In Europa, il presidente del Consiglio europeo António Costa ha ribadito il sostegno dell’Unione all’UNRWA, definendone essenziale il ruolo nell’assistenza sanitaria e nell’istruzione a Gaza. Il sostegno arriva mentre l’agenzia resta al centro di forti tensioni politiche e accuse incrociate che negli ultimi mesi ne hanno messo a rischio le operazioni nella Striscia. Parallelamente, in Israele crescono le tensioni interne. L’Alta Corte ha chiesto a Netanyahu di spiegare perché non abbia rimosso il ministro della Sicurezza nazionale Itamar Ben Gvir, accusato dal procuratore generale di abusi sistematici di potere.

Linea israeliana

Sul piano militare, il ministro della Difesa Israel Katz ha ribadito che, una volta completato il rientro degli ostaggi israeliani, l’obiettivo resta il disarmo totale di Hamas e la smilitarizzazione della Striscia.
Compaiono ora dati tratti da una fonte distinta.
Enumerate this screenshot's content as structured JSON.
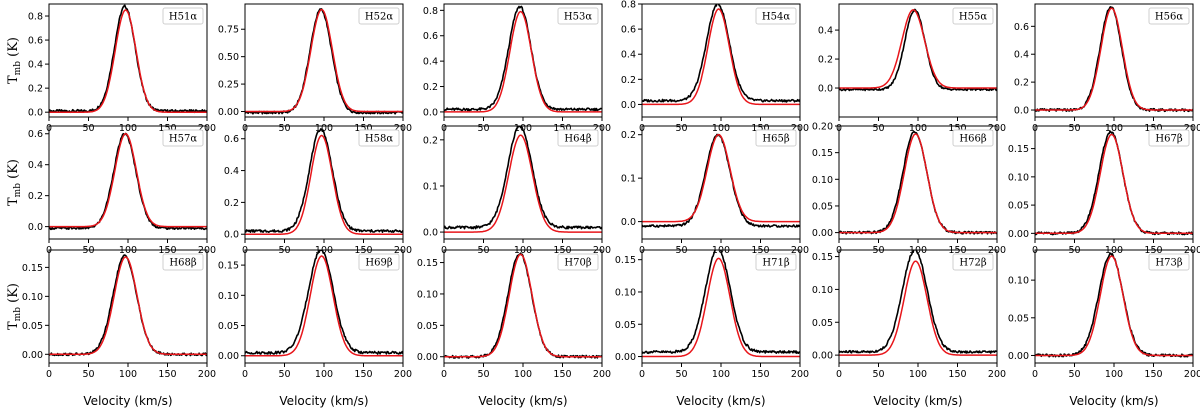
{
  "figure": {
    "xlabel": "Velocity (km/s)",
    "ylabel": "T",
    "ylabel_sub": "mb",
    "ylabel_unit": " (K)"
  },
  "colors": {
    "observed": "#000000",
    "fit": "#e8161b"
  },
  "chart_data": [
    {
      "type": "line",
      "title": "H51α",
      "xlim": [
        0,
        200
      ],
      "ylim": [
        -0.04,
        0.9
      ],
      "xticks": [
        "0",
        "50",
        "100",
        "150",
        "200"
      ],
      "yticks": [
        "0.0",
        "0.2",
        "0.4",
        "0.6",
        "0.8"
      ],
      "ytick_values": [
        0,
        0.2,
        0.4,
        0.6,
        0.8
      ],
      "series": [
        {
          "name": "observed",
          "peak": 0.87,
          "center": 96,
          "fwhm": 31,
          "baseline": 0.01
        },
        {
          "name": "fit",
          "peak": 0.85,
          "center": 97,
          "fwhm": 31,
          "baseline": 0.0
        }
      ]
    },
    {
      "type": "line",
      "title": "H52α",
      "xlim": [
        0,
        200
      ],
      "ylim": [
        -0.05,
        0.98
      ],
      "xticks": [
        "0",
        "50",
        "100",
        "150",
        "200"
      ],
      "yticks": [
        "0.00",
        "0.25",
        "0.50",
        "0.75"
      ],
      "ytick_values": [
        0,
        0.25,
        0.5,
        0.75
      ],
      "series": [
        {
          "name": "observed",
          "peak": 0.94,
          "center": 96,
          "fwhm": 32,
          "baseline": -0.01
        },
        {
          "name": "fit",
          "peak": 0.93,
          "center": 97,
          "fwhm": 32,
          "baseline": 0.0
        }
      ]
    },
    {
      "type": "line",
      "title": "H53α",
      "xlim": [
        0,
        200
      ],
      "ylim": [
        -0.04,
        0.85
      ],
      "xticks": [
        "0",
        "50",
        "100",
        "150",
        "200"
      ],
      "yticks": [
        "0.0",
        "0.2",
        "0.4",
        "0.6",
        "0.8"
      ],
      "ytick_values": [
        0,
        0.2,
        0.4,
        0.6,
        0.8
      ],
      "series": [
        {
          "name": "observed",
          "peak": 0.81,
          "center": 96,
          "fwhm": 33,
          "baseline": 0.02
        },
        {
          "name": "fit",
          "peak": 0.79,
          "center": 97,
          "fwhm": 32,
          "baseline": 0.0
        }
      ]
    },
    {
      "type": "line",
      "title": "H54α",
      "xlim": [
        0,
        200
      ],
      "ylim": [
        -0.1,
        0.8
      ],
      "xticks": [
        "0",
        "50",
        "100",
        "150",
        "200"
      ],
      "yticks": [
        "0.0",
        "0.2",
        "0.4",
        "0.6",
        "0.8"
      ],
      "ytick_values": [
        0,
        0.2,
        0.4,
        0.6,
        0.8
      ],
      "series": [
        {
          "name": "observed",
          "peak": 0.77,
          "center": 96,
          "fwhm": 34,
          "baseline": 0.03
        },
        {
          "name": "fit",
          "peak": 0.76,
          "center": 97,
          "fwhm": 32,
          "baseline": 0.0
        }
      ]
    },
    {
      "type": "line",
      "title": "H55α",
      "xlim": [
        0,
        200
      ],
      "ylim": [
        -0.2,
        0.58
      ],
      "xticks": [
        "0",
        "50",
        "100",
        "150",
        "200"
      ],
      "yticks": [
        "0.0",
        "0.2",
        "0.4"
      ],
      "ytick_values": [
        0,
        0.2,
        0.4
      ],
      "series": [
        {
          "name": "observed",
          "peak": 0.55,
          "center": 96,
          "fwhm": 30,
          "baseline": -0.01
        },
        {
          "name": "fit",
          "peak": 0.54,
          "center": 94,
          "fwhm": 34,
          "baseline": 0.0
        }
      ]
    },
    {
      "type": "line",
      "title": "H56α",
      "xlim": [
        0,
        200
      ],
      "ylim": [
        -0.05,
        0.76
      ],
      "xticks": [
        "0",
        "50",
        "100",
        "150",
        "200"
      ],
      "yticks": [
        "0.0",
        "0.2",
        "0.4",
        "0.6"
      ],
      "ytick_values": [
        0,
        0.2,
        0.4,
        0.6
      ],
      "series": [
        {
          "name": "observed",
          "peak": 0.74,
          "center": 96,
          "fwhm": 32,
          "baseline": 0.0
        },
        {
          "name": "fit",
          "peak": 0.73,
          "center": 97,
          "fwhm": 32,
          "baseline": 0.0
        }
      ]
    },
    {
      "type": "line",
      "title": "H57α",
      "xlim": [
        0,
        200
      ],
      "ylim": [
        -0.08,
        0.65
      ],
      "xticks": [
        "0",
        "50",
        "100",
        "150",
        "200"
      ],
      "yticks": [
        "0.0",
        "0.2",
        "0.4",
        "0.6"
      ],
      "ytick_values": [
        0,
        0.2,
        0.4,
        0.6
      ],
      "series": [
        {
          "name": "observed",
          "peak": 0.61,
          "center": 96,
          "fwhm": 33,
          "baseline": -0.01
        },
        {
          "name": "fit",
          "peak": 0.6,
          "center": 97,
          "fwhm": 32,
          "baseline": 0.0
        }
      ]
    },
    {
      "type": "line",
      "title": "H58α",
      "xlim": [
        0,
        200
      ],
      "ylim": [
        -0.03,
        0.68
      ],
      "xticks": [
        "0",
        "50",
        "100",
        "150",
        "200"
      ],
      "yticks": [
        "0.0",
        "0.2",
        "0.4",
        "0.6"
      ],
      "ytick_values": [
        0,
        0.2,
        0.4,
        0.6
      ],
      "series": [
        {
          "name": "observed",
          "peak": 0.64,
          "center": 96,
          "fwhm": 34,
          "baseline": 0.02
        },
        {
          "name": "fit",
          "peak": 0.62,
          "center": 97,
          "fwhm": 32,
          "baseline": 0.0
        }
      ]
    },
    {
      "type": "line",
      "title": "H64β",
      "xlim": [
        0,
        200
      ],
      "ylim": [
        -0.015,
        0.23
      ],
      "xticks": [
        "0",
        "50",
        "100",
        "150",
        "200"
      ],
      "yticks": [
        "0.0",
        "0.1",
        "0.2"
      ],
      "ytick_values": [
        0,
        0.1,
        0.2
      ],
      "series": [
        {
          "name": "observed",
          "peak": 0.22,
          "center": 96,
          "fwhm": 36,
          "baseline": 0.01
        },
        {
          "name": "fit",
          "peak": 0.21,
          "center": 97,
          "fwhm": 35,
          "baseline": 0.0
        }
      ]
    },
    {
      "type": "line",
      "title": "H65β",
      "xlim": [
        0,
        200
      ],
      "ylim": [
        -0.04,
        0.22
      ],
      "xticks": [
        "0",
        "50",
        "100",
        "150",
        "200"
      ],
      "yticks": [
        "0.0",
        "0.1",
        "0.2"
      ],
      "ytick_values": [
        0,
        0.1,
        0.2
      ],
      "series": [
        {
          "name": "observed",
          "peak": 0.21,
          "center": 96,
          "fwhm": 36,
          "baseline": -0.01
        },
        {
          "name": "fit",
          "peak": 0.2,
          "center": 97,
          "fwhm": 34,
          "baseline": 0.0
        }
      ]
    },
    {
      "type": "line",
      "title": "H66β",
      "xlim": [
        0,
        200
      ],
      "ylim": [
        -0.012,
        0.2
      ],
      "xticks": [
        "0",
        "50",
        "100",
        "150",
        "200"
      ],
      "yticks": [
        "0.00",
        "0.05",
        "0.10",
        "0.15",
        "0.20"
      ],
      "ytick_values": [
        0,
        0.05,
        0.1,
        0.15,
        0.2
      ],
      "series": [
        {
          "name": "observed",
          "peak": 0.19,
          "center": 96,
          "fwhm": 35,
          "baseline": 0.0
        },
        {
          "name": "fit",
          "peak": 0.185,
          "center": 97,
          "fwhm": 34,
          "baseline": 0.0
        }
      ]
    },
    {
      "type": "line",
      "title": "H67β",
      "xlim": [
        0,
        200
      ],
      "ylim": [
        -0.01,
        0.19
      ],
      "xticks": [
        "0",
        "50",
        "100",
        "150",
        "200"
      ],
      "yticks": [
        "0.00",
        "0.05",
        "0.10",
        "0.15"
      ],
      "ytick_values": [
        0,
        0.05,
        0.1,
        0.15
      ],
      "series": [
        {
          "name": "observed",
          "peak": 0.18,
          "center": 96,
          "fwhm": 35,
          "baseline": 0.0
        },
        {
          "name": "fit",
          "peak": 0.175,
          "center": 97,
          "fwhm": 34,
          "baseline": 0.0
        }
      ]
    },
    {
      "type": "line",
      "title": "H68β",
      "xlim": [
        0,
        200
      ],
      "ylim": [
        -0.015,
        0.18
      ],
      "xticks": [
        "0",
        "50",
        "100",
        "150",
        "200"
      ],
      "yticks": [
        "0.00",
        "0.05",
        "0.10",
        "0.15"
      ],
      "ytick_values": [
        0,
        0.05,
        0.1,
        0.15
      ],
      "series": [
        {
          "name": "observed",
          "peak": 0.17,
          "center": 96,
          "fwhm": 35,
          "baseline": 0.0
        },
        {
          "name": "fit",
          "peak": 0.168,
          "center": 97,
          "fwhm": 34,
          "baseline": 0.0
        }
      ]
    },
    {
      "type": "line",
      "title": "H69β",
      "xlim": [
        0,
        200
      ],
      "ylim": [
        -0.012,
        0.175
      ],
      "xticks": [
        "0",
        "50",
        "100",
        "150",
        "200"
      ],
      "yticks": [
        "0.00",
        "0.05",
        "0.10",
        "0.15"
      ],
      "ytick_values": [
        0,
        0.05,
        0.1,
        0.15
      ],
      "series": [
        {
          "name": "observed",
          "peak": 0.17,
          "center": 96,
          "fwhm": 37,
          "baseline": 0.005
        },
        {
          "name": "fit",
          "peak": 0.165,
          "center": 97,
          "fwhm": 34,
          "baseline": 0.0
        }
      ]
    },
    {
      "type": "line",
      "title": "H70β",
      "xlim": [
        0,
        200
      ],
      "ylim": [
        -0.01,
        0.17
      ],
      "xticks": [
        "0",
        "50",
        "100",
        "150",
        "200"
      ],
      "yticks": [
        "0.00",
        "0.05",
        "0.10",
        "0.15"
      ],
      "ytick_values": [
        0,
        0.05,
        0.1,
        0.15
      ],
      "series": [
        {
          "name": "observed",
          "peak": 0.165,
          "center": 96,
          "fwhm": 35,
          "baseline": 0.0
        },
        {
          "name": "fit",
          "peak": 0.163,
          "center": 97,
          "fwhm": 34,
          "baseline": 0.0
        }
      ]
    },
    {
      "type": "line",
      "title": "H71β",
      "xlim": [
        0,
        200
      ],
      "ylim": [
        -0.01,
        0.165
      ],
      "xticks": [
        "0",
        "50",
        "100",
        "150",
        "200"
      ],
      "yticks": [
        "0.00",
        "0.05",
        "0.10",
        "0.15"
      ],
      "ytick_values": [
        0,
        0.05,
        0.1,
        0.15
      ],
      "series": [
        {
          "name": "observed",
          "peak": 0.16,
          "center": 96,
          "fwhm": 37,
          "baseline": 0.007
        },
        {
          "name": "fit",
          "peak": 0.152,
          "center": 97,
          "fwhm": 34,
          "baseline": 0.0
        }
      ]
    },
    {
      "type": "line",
      "title": "H72β",
      "xlim": [
        0,
        200
      ],
      "ylim": [
        -0.012,
        0.16
      ],
      "xticks": [
        "0",
        "50",
        "100",
        "150",
        "200"
      ],
      "yticks": [
        "0.00",
        "0.05",
        "0.10",
        "0.15"
      ],
      "ytick_values": [
        0,
        0.05,
        0.1,
        0.15
      ],
      "series": [
        {
          "name": "observed",
          "peak": 0.155,
          "center": 96,
          "fwhm": 37,
          "baseline": 0.005
        },
        {
          "name": "fit",
          "peak": 0.143,
          "center": 97,
          "fwhm": 34,
          "baseline": 0.0
        }
      ]
    },
    {
      "type": "line",
      "title": "H73β",
      "xlim": [
        0,
        200
      ],
      "ylim": [
        -0.01,
        0.14
      ],
      "xticks": [
        "0",
        "50",
        "100",
        "150",
        "200"
      ],
      "yticks": [
        "0.00",
        "0.05",
        "0.10"
      ],
      "ytick_values": [
        0,
        0.05,
        0.1
      ],
      "series": [
        {
          "name": "observed",
          "peak": 0.135,
          "center": 96,
          "fwhm": 36,
          "baseline": 0.0
        },
        {
          "name": "fit",
          "peak": 0.132,
          "center": 97,
          "fwhm": 34,
          "baseline": 0.0
        }
      ]
    }
  ]
}
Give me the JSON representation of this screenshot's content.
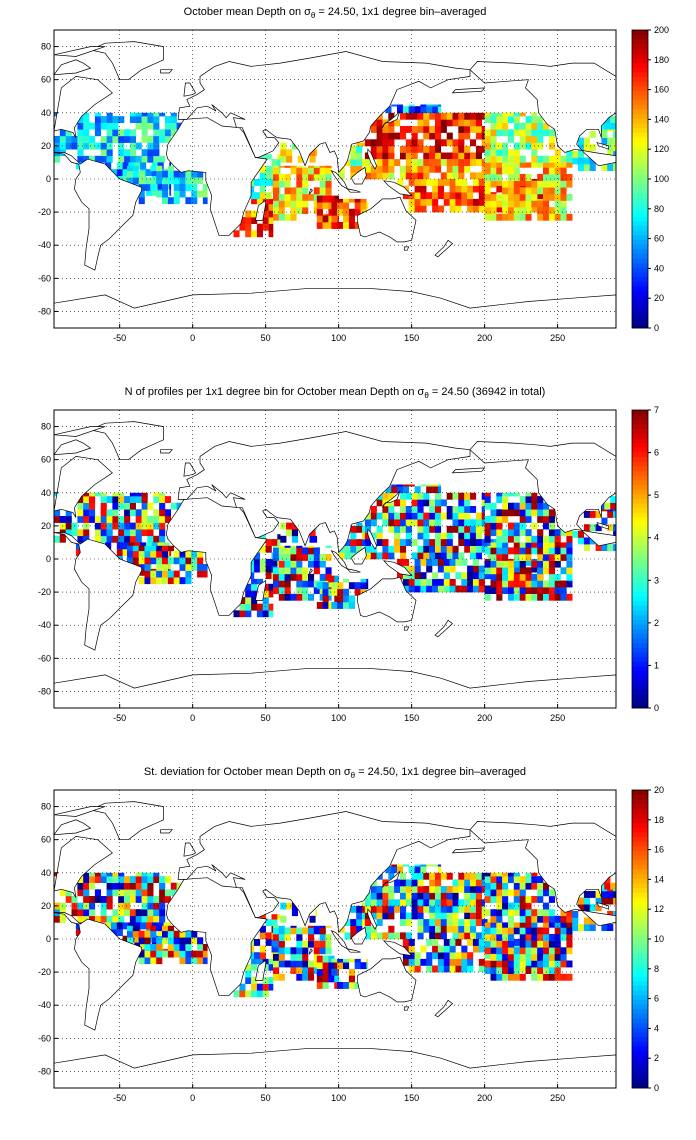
{
  "figure": {
    "panels": [
      {
        "id": "mean",
        "title_pre": "October mean Depth on σ",
        "title_sub": "θ",
        "title_post": " = 24.50, 1x1 degree bin–averaged",
        "colorbar": {
          "min": 0,
          "max": 200,
          "ticks": [
            "0",
            "20",
            "40",
            "60",
            "80",
            "100",
            "120",
            "140",
            "160",
            "180",
            "200"
          ]
        }
      },
      {
        "id": "count",
        "title_pre": "N of profiles per 1x1 degree bin for October mean Depth on σ",
        "title_sub": "θ",
        "title_post": " = 24.50 (36942 in total)",
        "colorbar": {
          "min": 0,
          "max": 7,
          "ticks": [
            "0",
            "1",
            "2",
            "3",
            "4",
            "5",
            "6",
            "7"
          ]
        }
      },
      {
        "id": "std",
        "title_pre": "St. deviation for October mean Depth on σ",
        "title_sub": "θ",
        "title_post": " = 24.50, 1x1 degree bin–averaged",
        "colorbar": {
          "min": 0,
          "max": 20,
          "ticks": [
            "0",
            "2",
            "4",
            "6",
            "8",
            "10",
            "12",
            "14",
            "16",
            "18",
            "20"
          ]
        }
      }
    ],
    "x_axis": {
      "min": -95,
      "max": 290,
      "ticks": [
        "-50",
        "0",
        "50",
        "100",
        "150",
        "200",
        "250"
      ]
    },
    "y_axis": {
      "min": -90,
      "max": 90,
      "ticks": [
        "-80",
        "-60",
        "-40",
        "-20",
        "0",
        "20",
        "40",
        "60",
        "80"
      ]
    },
    "grid": "dotted",
    "colormap": "jet",
    "coastline_color": "#000000"
  }
}
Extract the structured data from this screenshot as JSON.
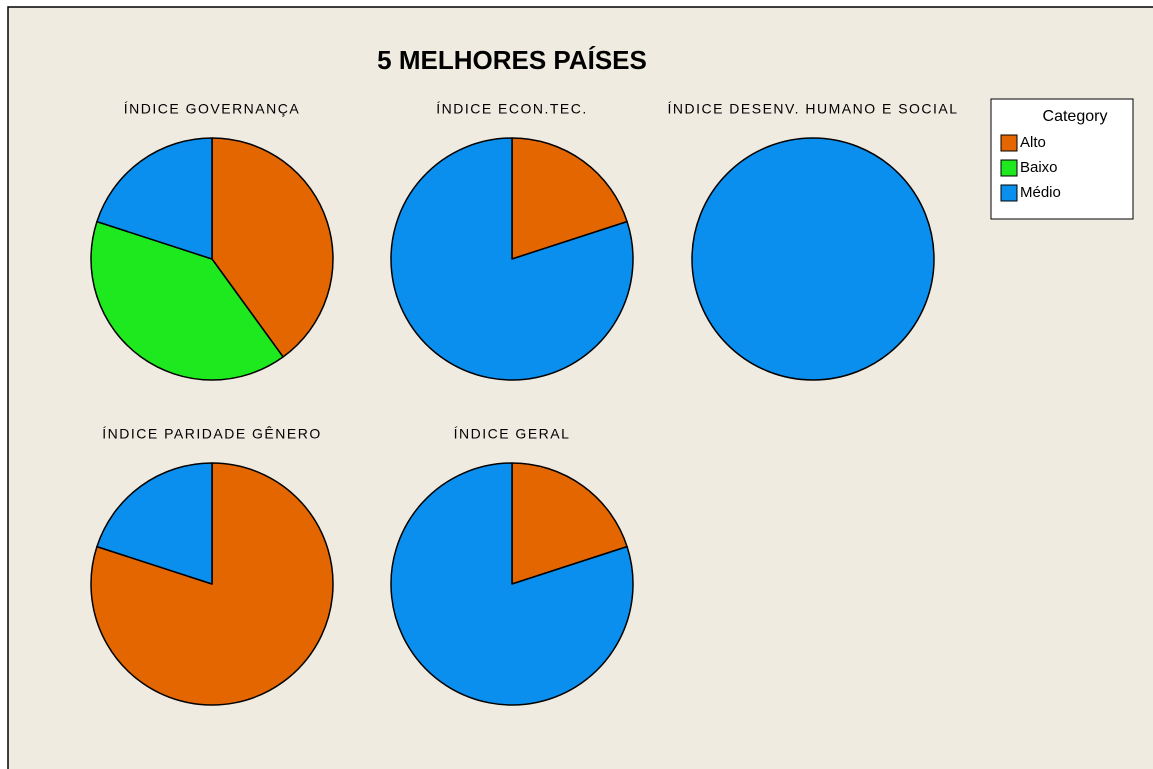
{
  "title": "5 MELHORES PAÍSES",
  "legend": {
    "title": "Category",
    "categories": [
      "Alto",
      "Baixo",
      "Médio"
    ],
    "colors": [
      "#e36600",
      "#1ee81e",
      "#0a8fee"
    ]
  },
  "chart_data": [
    {
      "type": "pie",
      "title": "ÍNDICE GOVERNANÇA",
      "categories": [
        "Alto",
        "Baixo",
        "Médio"
      ],
      "values": [
        2,
        2,
        1
      ]
    },
    {
      "type": "pie",
      "title": "ÍNDICE ECON.TEC.",
      "categories": [
        "Alto",
        "Médio"
      ],
      "values": [
        1,
        4
      ]
    },
    {
      "type": "pie",
      "title": "ÍNDICE DESENV. HUMANO E SOCIAL",
      "categories": [
        "Médio"
      ],
      "values": [
        5
      ]
    },
    {
      "type": "pie",
      "title": "ÍNDICE PARIDADE GÊNERO",
      "categories": [
        "Alto",
        "Médio"
      ],
      "values": [
        4,
        1
      ]
    },
    {
      "type": "pie",
      "title": "ÍNDICE GERAL",
      "categories": [
        "Alto",
        "Médio"
      ],
      "values": [
        1,
        4
      ]
    }
  ]
}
In caso contrario, ha avvertito, Israele procederà allo smantellamento dell’organizzazione, alimentando i timori di una ripresa su larga scala del conflitto.Anche sul fronte diplomatico, la ricostruzione resta bloccata. Il piano promosso dagli Stati Uniti, che prevede ritiro graduale delle truppe israeliane, disarmo di Hamas e ricostruzione sotto supervisione internazionale, non ha ancora ottenuto impegni finanziari concreti. Secondo fonti diplomatiche, diversi Paesi donatori attendono garanzie sulla tenuta del cessate il fuoco prima di impegnare fondi, temendo che una ripresa dei combattimenti renda vano qualsiasi intervento.

Quadro regionale

A completare un quadro regionale instabile, in Turchia le autorità hanno bloccato un convoglio di aiuti umanitari diretto alla città curda siriana di Kobane, mentre nello Yemen l’Onu ha annunciato la ripresa dei voli umanitari verso la capitale Sana’a, controllata dagli Houthi, dopo settimane di sospensione. Nel frattempo, le accuse reciproche tra le parti continuano a rendere incerto il passaggio alla fase successiva dell’accordo, mentre sul terreno la tregua resta esposta a nuove violazioni.